Prisms of Reality Aims to Inspire Students with VR Math Functions

by Anastasia Deripaska

Prisms of Reality Aims to Inspire Students with VR Math Functions

For most students, math is an all or nothing proposition.
You either love it and have the capability to make numbers dance around your laptop screen, notebook, or chalkboard, or you hate it and those numbers add up into a waking nightmare for you during your daily lessons.
The COVID-19 pandemic has been something of a working math lesson for the past year-and-a-half, teaching students about exponential growth rates, bell curves, medians, and a host of other terms typically left for the world of the hypothetical. Still, the gap between what we can quantify in a classroom and what our eyes see is a giant gap, and it keeps a lot of children from being able to understand and appreciate math as anything more than numbers on a board.
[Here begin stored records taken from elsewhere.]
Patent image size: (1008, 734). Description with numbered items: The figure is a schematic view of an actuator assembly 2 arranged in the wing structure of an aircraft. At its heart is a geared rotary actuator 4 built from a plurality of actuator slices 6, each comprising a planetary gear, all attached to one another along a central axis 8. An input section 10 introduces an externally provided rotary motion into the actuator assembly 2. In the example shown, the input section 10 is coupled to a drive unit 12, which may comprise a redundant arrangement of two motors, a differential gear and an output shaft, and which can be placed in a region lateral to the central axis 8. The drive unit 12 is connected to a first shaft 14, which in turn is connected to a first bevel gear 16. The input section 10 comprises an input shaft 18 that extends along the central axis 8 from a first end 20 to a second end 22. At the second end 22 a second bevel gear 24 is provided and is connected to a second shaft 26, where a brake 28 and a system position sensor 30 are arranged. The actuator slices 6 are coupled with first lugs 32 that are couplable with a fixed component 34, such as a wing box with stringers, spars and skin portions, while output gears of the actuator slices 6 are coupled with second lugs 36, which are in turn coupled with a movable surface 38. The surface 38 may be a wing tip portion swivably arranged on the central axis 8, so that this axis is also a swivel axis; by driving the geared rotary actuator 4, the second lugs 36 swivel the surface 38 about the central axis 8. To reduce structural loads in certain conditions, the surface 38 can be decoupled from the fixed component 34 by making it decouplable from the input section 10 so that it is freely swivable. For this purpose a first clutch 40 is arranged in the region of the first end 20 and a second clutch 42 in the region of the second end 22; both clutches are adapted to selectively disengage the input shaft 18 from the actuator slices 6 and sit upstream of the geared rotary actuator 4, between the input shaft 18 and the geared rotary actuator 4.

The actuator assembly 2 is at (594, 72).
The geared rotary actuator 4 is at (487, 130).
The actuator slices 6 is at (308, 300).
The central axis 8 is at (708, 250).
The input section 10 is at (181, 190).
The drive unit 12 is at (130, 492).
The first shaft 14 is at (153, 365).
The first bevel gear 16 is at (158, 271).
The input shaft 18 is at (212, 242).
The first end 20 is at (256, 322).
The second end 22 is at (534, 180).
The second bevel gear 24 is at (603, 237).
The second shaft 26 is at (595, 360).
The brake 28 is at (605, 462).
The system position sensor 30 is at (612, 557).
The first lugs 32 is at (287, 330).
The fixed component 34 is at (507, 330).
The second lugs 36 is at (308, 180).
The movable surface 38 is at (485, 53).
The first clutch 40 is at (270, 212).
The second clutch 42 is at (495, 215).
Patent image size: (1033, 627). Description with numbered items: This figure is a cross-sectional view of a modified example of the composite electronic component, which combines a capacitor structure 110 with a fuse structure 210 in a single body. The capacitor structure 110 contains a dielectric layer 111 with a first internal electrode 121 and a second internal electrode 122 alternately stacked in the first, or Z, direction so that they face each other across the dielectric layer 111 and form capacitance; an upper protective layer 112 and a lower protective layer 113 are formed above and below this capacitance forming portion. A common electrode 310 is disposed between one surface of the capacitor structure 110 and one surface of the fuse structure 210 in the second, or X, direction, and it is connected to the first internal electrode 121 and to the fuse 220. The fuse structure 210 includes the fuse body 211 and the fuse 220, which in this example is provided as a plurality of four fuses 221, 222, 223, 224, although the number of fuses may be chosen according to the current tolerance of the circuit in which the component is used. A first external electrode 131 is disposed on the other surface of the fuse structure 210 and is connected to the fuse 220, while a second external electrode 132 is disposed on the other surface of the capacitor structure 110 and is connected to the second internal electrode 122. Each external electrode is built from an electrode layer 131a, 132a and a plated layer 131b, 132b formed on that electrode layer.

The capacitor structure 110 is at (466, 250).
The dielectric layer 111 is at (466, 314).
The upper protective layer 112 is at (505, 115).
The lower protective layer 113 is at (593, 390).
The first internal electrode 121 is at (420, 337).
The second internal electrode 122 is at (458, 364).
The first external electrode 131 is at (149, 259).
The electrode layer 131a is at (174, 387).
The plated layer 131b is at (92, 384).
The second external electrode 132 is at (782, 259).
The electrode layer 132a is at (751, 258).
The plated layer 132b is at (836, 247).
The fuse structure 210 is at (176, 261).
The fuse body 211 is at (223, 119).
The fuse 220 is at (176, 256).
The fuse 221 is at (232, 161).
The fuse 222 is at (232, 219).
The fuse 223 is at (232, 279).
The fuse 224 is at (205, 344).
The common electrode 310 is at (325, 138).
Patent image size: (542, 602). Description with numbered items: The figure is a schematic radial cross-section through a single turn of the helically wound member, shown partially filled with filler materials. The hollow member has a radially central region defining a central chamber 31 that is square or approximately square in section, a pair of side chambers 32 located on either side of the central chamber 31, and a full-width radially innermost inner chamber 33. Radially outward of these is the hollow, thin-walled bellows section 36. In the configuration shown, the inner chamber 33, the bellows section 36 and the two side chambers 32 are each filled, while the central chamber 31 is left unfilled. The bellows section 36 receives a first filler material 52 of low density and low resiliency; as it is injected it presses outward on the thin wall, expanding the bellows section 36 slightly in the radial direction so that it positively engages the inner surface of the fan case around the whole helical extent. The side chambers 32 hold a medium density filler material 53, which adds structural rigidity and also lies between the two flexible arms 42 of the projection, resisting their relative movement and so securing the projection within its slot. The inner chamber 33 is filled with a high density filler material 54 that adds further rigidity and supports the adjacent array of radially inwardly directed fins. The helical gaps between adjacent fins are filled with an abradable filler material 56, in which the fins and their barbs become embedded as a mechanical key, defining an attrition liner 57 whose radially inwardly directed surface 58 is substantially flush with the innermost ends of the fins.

That idea has led to a change in educational technology that moves math from a two-dimensional process to a three-dimensional one using immersive technology.
The key is to teach math the way that many sciences are being taught now - by touching, perceiving, and moving items in the real world.
One such idea comes from the company Prisms of Reality, which uses virtual reality (VR) technology to bring math into the three-dimensional world that more students are comfortable with. 

Real-world environments

Instead of trying to teach abstract concepts, Prisms of Reality emerges students into real-world environments to teach math concepts. In line with COVID-19, students see representations of themselves in the goggles and watch how quickly COVID spreads through their bodies as its number of virus cells grows and grows.
This gives a first-person, and rather chilling, look at how powerful numbers can accelerate exponentially.
The exercise then switches to a few hospitals in the fictional area and how quickly they fill up with patients, which they can then extrapolate how long it will take them to get a bed in a hospital to get treated.

From there, the chase is on to get enough turnover in those who need to be vaccinated, getting people in and out of hospitals, and creating charts, graphs, and infographics that allow for a lot more of a hands-on feel than most math lessons will allow.
This is problem-based learning, which has been a part of math for decades, if not centuries. The difference for the Prism technique is that now students are actually experiencing the problem instead of merely trying to experience it intellectually.
Putting the situation all around them instead of on a two-dimensional screen or surface gives more purpose and emotional resonance that students can take with them far beyond the classroom. The extra layer of real-world immersion is a great way to get students more interested in the STEM professional subjects (Science, Engineering, Technology, Mathematics) by giving them an up-close look at how vital these areas are at solving very real-world problems, ones that can have a huge impact on the rest of the world.